National Semiconductor Corp.'s brightly colored "concept" PDA (personal digital assistant), dubbed Origami, drew steady interest here at Comdex 2001, as attendees folded and twisted it into a range of devices.
A team at the chip-builder feverishly designed and built the Origami prototypes over the last months in an effort to showcase the company's Geode line of processors. The Geode is widely used by laptop and device makers such as 3Com Corp., Compaq Computer Corp., Nokia Corp. and L.M. Ericsson Telephone Co.
The device, when folded down, is a 1.3-in.-thick rectangle measuring 7.6- by 3.8-inches. Its cases come in jewel-like reds, greens and blues, chased with brushed aluminum. The device incorporates a digital camera and digital camcorder, and it can work as either of those, as well as a videoconferencing terminal, e-mail device, smart phone and others. It can run any operating system compatible with the X86 chip standard, including Windows 98 and Linux. As Origami's components are unfolded or twisted, special magnets detect which "mode" the user is creating, and the device then brings up the appropriate software.
The Origami, along with many other similar ideas, is the brainchild of Stephen Matson, group manager of concept products for National Semiconductor's Information Appliance Group. His job for the last six years has been to think up these kinds of gadgets. One, the Web Pad, which won Best of Show at Comdex in 1998 and has had some commercial success, is a table computer that uses a pen or stylus instead of a mouse. Each year, Matson submits a list, which has numbered 17 for the last few years for no reason that he can discern, to senior managers who greenlight the ones they like.
Origami started as a kind of non-idea. "This is the 21st century. We have video, but I don't see video everywhere," Matson says. From there, it grew into what Matson calls a multi-function device, which he sees as similar to the general-purpose platform of the personal computer.
He readily admits that inevitably, there are trade-offs in a multifunction device. "It's a 1 megapixel digital camera, not a 5 megapixel," he says. "You can do 15 minutes of video, not 2 hours."
"It's not the best at each of these functions [compared to specialized devices], but it can do things the others can't," he says. The issue of whether corporate users want several specialized devices or one general-purpose unit is still to be decided, he agrees.
Hefting the 10-ounce device in his hand, Matson says that by the time assembly ended, he'd already figured out how to cut the thickness of the next Origami by 25 percent and to eliminate the bulge of the battery pack.
The battery itself is another National Semiconductor advance. Using lithium technology, the battery can be shaped to fit the form factor of the device itself, according to Matson.

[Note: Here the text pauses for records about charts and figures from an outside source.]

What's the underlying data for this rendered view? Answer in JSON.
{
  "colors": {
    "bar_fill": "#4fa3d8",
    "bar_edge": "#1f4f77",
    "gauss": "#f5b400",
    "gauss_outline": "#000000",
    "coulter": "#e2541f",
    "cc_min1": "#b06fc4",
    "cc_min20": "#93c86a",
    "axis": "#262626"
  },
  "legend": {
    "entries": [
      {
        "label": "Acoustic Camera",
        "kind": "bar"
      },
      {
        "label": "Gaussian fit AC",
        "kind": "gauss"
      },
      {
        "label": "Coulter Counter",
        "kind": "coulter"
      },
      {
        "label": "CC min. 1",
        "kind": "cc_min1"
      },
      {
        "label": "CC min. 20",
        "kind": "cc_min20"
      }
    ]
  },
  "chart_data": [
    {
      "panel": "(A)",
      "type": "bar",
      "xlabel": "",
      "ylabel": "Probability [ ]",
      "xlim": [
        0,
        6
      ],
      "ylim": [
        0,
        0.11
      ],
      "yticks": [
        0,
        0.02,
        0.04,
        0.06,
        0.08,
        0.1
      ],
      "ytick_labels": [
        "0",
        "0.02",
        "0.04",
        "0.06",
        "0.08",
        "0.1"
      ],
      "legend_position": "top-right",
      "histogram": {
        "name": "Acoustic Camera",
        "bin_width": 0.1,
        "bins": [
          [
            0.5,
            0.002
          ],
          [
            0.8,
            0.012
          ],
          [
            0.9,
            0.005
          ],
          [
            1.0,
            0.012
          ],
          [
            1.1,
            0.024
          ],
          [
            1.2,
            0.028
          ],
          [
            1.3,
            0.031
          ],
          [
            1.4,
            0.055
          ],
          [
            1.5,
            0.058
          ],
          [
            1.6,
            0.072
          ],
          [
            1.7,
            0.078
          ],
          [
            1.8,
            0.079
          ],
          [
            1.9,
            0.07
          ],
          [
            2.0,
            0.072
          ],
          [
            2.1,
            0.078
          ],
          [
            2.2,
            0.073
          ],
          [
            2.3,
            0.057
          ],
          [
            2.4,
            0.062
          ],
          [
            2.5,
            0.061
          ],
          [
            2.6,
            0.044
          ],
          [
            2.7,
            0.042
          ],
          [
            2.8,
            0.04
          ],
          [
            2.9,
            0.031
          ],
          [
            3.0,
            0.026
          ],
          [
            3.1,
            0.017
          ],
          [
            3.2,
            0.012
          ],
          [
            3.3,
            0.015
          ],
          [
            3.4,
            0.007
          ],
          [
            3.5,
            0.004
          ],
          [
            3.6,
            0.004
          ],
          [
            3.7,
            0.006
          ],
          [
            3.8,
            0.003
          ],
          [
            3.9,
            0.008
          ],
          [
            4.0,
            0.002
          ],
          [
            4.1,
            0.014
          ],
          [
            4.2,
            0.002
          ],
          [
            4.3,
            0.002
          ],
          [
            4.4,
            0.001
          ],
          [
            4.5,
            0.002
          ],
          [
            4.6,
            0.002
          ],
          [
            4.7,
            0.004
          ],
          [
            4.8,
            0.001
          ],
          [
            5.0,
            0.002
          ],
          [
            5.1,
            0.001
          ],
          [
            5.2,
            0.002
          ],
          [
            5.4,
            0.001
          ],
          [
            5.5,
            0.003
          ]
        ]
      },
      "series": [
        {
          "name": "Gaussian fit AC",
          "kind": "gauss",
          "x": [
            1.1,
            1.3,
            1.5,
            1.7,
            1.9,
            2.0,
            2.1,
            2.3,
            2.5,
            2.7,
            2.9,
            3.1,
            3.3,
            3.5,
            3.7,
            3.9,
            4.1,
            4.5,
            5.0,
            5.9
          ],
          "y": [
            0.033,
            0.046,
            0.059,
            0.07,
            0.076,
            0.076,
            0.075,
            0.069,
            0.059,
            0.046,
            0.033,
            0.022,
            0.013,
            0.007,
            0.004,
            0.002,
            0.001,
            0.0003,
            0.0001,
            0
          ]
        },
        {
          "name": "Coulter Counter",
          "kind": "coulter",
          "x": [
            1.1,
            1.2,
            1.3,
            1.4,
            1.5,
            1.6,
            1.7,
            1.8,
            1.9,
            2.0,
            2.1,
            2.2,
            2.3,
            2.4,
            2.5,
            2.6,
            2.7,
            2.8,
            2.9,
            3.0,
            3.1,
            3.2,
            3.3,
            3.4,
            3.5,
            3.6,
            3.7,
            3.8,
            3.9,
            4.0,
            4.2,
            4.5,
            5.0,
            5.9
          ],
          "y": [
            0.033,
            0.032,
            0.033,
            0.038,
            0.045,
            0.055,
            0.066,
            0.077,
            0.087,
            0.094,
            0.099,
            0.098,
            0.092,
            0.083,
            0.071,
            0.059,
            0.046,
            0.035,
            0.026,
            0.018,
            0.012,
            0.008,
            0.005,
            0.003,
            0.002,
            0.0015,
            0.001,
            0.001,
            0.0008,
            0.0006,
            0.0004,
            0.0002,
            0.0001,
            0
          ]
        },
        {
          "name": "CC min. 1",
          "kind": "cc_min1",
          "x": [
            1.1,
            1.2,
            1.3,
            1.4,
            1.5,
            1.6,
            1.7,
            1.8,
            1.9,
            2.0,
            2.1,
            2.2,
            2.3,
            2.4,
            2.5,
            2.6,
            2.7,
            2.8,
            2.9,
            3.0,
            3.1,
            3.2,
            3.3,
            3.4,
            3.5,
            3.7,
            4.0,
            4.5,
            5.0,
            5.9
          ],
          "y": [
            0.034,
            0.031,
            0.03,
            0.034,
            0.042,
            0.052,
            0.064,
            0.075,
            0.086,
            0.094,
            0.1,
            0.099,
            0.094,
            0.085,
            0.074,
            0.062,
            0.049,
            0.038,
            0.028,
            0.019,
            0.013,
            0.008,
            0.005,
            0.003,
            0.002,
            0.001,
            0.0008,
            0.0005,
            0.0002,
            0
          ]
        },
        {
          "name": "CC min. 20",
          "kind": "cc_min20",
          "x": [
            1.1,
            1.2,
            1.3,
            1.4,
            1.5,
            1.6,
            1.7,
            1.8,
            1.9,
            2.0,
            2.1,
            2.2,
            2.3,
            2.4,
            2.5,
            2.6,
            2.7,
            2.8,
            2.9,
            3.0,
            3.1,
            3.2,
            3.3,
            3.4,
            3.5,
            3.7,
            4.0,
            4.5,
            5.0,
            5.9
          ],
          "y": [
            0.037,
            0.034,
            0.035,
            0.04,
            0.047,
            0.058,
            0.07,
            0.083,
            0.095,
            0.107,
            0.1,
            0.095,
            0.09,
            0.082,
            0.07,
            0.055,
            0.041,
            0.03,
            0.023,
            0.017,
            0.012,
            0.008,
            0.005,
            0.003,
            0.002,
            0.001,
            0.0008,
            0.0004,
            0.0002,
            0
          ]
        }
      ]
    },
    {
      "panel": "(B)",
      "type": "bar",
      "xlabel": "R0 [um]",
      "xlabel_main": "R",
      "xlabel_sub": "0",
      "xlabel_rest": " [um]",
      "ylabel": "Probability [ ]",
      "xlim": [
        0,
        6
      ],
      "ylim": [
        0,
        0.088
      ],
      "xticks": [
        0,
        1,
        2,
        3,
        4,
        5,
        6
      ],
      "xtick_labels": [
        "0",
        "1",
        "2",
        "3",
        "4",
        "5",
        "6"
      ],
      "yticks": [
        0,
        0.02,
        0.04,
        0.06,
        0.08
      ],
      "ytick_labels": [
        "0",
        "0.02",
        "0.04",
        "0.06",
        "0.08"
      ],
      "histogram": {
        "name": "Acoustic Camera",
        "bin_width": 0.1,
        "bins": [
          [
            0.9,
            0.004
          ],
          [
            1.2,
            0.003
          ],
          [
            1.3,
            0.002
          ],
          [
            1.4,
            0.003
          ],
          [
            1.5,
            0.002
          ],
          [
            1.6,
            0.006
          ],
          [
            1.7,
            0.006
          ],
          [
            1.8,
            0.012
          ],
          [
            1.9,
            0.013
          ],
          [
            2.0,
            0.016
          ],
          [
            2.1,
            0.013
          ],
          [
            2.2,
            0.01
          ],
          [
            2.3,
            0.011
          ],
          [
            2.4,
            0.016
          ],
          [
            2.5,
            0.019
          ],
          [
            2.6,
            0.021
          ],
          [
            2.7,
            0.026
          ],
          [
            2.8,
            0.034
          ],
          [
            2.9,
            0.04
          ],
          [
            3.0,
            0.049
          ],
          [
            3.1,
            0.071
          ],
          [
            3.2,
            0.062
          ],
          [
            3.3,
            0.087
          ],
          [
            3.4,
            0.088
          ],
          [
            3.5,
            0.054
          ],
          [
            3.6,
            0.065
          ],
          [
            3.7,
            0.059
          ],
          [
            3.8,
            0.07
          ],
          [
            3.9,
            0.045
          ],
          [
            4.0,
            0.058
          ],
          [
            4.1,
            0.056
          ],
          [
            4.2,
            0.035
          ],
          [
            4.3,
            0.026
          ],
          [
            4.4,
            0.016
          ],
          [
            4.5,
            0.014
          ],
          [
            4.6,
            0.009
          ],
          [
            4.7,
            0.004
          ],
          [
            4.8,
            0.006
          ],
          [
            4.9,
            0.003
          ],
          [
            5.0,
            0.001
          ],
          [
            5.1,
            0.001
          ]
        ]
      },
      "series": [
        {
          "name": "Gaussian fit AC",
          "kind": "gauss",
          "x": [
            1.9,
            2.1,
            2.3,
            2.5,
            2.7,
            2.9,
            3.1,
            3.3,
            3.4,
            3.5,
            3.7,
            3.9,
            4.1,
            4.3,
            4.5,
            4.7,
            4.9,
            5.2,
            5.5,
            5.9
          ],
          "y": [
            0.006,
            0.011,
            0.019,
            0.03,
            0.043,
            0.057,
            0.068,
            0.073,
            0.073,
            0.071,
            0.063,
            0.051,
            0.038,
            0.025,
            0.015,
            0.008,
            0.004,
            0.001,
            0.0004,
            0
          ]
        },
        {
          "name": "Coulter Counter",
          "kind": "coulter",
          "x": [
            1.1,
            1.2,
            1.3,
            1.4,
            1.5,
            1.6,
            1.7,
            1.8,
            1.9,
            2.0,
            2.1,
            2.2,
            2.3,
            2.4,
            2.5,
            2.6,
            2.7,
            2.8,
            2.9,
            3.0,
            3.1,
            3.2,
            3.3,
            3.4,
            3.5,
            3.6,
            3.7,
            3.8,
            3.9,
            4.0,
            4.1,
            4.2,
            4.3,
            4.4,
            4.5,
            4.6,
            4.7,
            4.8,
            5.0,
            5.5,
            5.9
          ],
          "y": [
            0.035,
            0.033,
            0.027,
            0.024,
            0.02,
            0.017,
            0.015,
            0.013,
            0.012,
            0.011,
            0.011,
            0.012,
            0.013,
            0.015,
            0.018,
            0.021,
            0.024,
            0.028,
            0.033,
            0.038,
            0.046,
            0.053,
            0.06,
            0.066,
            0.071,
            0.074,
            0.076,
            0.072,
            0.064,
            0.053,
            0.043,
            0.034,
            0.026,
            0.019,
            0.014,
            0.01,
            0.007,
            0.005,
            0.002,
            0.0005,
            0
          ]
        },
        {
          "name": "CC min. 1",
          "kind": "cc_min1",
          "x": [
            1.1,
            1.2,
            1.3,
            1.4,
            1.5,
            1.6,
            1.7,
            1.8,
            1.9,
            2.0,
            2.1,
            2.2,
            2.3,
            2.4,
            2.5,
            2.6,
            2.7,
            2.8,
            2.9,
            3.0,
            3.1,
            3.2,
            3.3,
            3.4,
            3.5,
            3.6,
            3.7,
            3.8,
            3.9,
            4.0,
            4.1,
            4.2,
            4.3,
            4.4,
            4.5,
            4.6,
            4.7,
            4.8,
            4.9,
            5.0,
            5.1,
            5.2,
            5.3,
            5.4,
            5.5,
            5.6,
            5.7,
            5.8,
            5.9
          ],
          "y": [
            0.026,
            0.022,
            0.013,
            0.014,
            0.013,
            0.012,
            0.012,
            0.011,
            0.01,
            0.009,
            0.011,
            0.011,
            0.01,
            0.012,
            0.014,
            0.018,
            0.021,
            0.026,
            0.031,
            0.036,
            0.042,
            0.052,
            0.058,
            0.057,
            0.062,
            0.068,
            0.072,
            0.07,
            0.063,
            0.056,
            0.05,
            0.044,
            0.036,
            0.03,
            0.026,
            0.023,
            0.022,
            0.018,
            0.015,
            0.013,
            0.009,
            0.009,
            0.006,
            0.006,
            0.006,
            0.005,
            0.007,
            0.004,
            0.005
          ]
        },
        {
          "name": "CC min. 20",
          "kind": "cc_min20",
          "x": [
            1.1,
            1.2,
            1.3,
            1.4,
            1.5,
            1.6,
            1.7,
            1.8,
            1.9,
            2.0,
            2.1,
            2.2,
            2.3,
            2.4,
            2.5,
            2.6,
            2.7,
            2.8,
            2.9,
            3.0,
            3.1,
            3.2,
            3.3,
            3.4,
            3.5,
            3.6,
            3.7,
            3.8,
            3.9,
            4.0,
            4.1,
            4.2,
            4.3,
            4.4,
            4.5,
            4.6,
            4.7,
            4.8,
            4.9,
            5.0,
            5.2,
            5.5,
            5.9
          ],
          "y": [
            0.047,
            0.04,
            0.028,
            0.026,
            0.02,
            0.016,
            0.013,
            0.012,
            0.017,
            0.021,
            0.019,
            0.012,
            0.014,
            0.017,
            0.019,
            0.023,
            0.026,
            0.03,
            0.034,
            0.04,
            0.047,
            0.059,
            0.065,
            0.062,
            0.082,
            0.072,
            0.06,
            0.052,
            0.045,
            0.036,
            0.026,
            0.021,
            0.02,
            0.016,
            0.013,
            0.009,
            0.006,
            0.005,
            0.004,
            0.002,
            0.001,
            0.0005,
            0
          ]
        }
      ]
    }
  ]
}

The decreasing size of components and increasing processor power have already given him ideas for new Origami versions. One is a personal communications gateway: unfold and twist Origami to work as an 802.11b client or access point, a Global System for Mobile communications (GSM) device, a Bluetooth device and so on.
The next item on Matson's agenda is less cerebral: getting some sleep. "I've been awake for the last 60 hours," he says.